AM: Honestly, I didn’t know that was one of my numbers until you brought this up, but I go against hitters and I just stick to my gameplan to attack them. I get ahead early and establish corners of the zone. If I do get ahead, I’m not just looking for a weak contact. I’m looking for them to swing and miss at one point. That’s my mentality when I throw an off-speed pitch, to just make them miss.
Q: Your ERA shot up to 7.78 with a few bad outings last year. What have you been working on in the off-season to be more consistent this year when toeing the rubber?
AM: You said it right there. That was my biggest problem right there, at times I was too inconsistent. I’d have one good outing then I’d go out and have a bad one. That really will screw up your ERA. For me, it’s just being consistent with all of my pitches in the zone. I had an issue last year where I’d have one good inning and the next inning all a sudden I’m throwing everything low and getting behind in counts. For however long I’m out there, whether it’s one batter or whether it’s 9 innings, just being consistent with how I throw every single pitch.
Q: How do you want people to remember Andrew McDonald when you take off the Virginia Tech jersey for the last time?

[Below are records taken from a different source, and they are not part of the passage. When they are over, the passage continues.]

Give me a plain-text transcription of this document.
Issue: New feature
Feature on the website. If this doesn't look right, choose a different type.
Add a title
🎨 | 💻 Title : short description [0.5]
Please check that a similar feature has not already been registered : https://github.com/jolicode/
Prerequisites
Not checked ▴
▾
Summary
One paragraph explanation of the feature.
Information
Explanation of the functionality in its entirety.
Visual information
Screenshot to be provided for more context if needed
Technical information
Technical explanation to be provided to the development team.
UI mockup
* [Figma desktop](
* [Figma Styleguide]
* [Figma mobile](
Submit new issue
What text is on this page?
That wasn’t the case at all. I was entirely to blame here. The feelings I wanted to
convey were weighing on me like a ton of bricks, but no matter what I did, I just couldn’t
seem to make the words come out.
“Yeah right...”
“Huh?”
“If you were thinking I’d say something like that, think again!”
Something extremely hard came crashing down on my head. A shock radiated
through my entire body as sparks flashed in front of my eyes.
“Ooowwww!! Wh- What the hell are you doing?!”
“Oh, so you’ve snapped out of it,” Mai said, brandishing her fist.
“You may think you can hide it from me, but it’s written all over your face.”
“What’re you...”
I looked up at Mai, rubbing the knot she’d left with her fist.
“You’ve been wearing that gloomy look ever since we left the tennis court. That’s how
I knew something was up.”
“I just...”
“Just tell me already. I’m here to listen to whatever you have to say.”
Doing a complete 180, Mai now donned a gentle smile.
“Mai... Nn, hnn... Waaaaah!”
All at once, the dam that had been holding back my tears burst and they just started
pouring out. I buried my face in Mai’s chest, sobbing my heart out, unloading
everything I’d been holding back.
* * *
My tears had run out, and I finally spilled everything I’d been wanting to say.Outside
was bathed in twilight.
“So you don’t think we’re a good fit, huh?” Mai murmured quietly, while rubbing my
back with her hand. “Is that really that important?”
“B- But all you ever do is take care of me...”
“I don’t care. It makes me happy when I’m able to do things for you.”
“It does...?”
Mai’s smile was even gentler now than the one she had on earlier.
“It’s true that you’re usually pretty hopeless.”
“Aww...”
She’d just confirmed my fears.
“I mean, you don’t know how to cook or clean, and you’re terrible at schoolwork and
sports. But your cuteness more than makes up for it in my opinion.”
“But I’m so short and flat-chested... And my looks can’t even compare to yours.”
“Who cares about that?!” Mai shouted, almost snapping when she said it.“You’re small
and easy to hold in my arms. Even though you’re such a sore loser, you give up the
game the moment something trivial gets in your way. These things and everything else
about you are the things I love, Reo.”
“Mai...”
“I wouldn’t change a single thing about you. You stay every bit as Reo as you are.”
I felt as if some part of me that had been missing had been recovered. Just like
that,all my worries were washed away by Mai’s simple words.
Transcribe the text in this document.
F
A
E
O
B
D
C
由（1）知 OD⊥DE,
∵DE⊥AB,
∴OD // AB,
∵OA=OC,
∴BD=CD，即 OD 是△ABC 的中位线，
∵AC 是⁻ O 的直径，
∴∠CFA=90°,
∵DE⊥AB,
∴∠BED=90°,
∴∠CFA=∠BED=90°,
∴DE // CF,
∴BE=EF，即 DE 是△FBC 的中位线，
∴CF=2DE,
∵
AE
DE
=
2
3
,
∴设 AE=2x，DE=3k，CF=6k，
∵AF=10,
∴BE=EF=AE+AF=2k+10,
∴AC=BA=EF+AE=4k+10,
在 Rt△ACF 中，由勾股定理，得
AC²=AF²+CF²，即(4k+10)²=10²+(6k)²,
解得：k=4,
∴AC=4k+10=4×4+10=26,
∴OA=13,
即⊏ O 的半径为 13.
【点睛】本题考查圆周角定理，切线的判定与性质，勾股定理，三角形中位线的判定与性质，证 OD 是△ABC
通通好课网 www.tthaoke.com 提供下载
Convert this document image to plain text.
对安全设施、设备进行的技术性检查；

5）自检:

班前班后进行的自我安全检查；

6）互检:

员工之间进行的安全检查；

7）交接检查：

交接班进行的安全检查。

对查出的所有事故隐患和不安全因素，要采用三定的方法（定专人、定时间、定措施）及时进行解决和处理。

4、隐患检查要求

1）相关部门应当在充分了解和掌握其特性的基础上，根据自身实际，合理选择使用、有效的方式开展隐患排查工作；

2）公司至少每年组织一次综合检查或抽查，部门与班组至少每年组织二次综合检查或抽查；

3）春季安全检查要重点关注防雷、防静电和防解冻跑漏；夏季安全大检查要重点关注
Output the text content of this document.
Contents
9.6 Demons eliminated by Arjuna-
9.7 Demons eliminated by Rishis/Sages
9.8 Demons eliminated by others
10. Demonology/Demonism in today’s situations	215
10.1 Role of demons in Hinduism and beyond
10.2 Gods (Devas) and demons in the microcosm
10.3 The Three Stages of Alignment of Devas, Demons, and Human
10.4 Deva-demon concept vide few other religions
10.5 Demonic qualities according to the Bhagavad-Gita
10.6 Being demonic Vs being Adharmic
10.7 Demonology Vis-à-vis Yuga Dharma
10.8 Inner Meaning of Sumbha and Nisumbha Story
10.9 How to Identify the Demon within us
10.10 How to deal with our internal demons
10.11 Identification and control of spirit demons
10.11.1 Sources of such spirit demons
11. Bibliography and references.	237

AM: If we’re being honest, I don’t really care too much if people remember what my numbers were or if they remember how many innings or appearances I had. Yeah, that’s a great thing, but away from everything else I would like everyone to remember who I was as a person and my character. I would like to think that I try my best to build relationships with guys, so when I do have to take the jersey off for the last time it’s going to be a sad moment, but I know for sure there’s going to be a handful of guys who I’ll be able to keep in contact with for the rest of my life.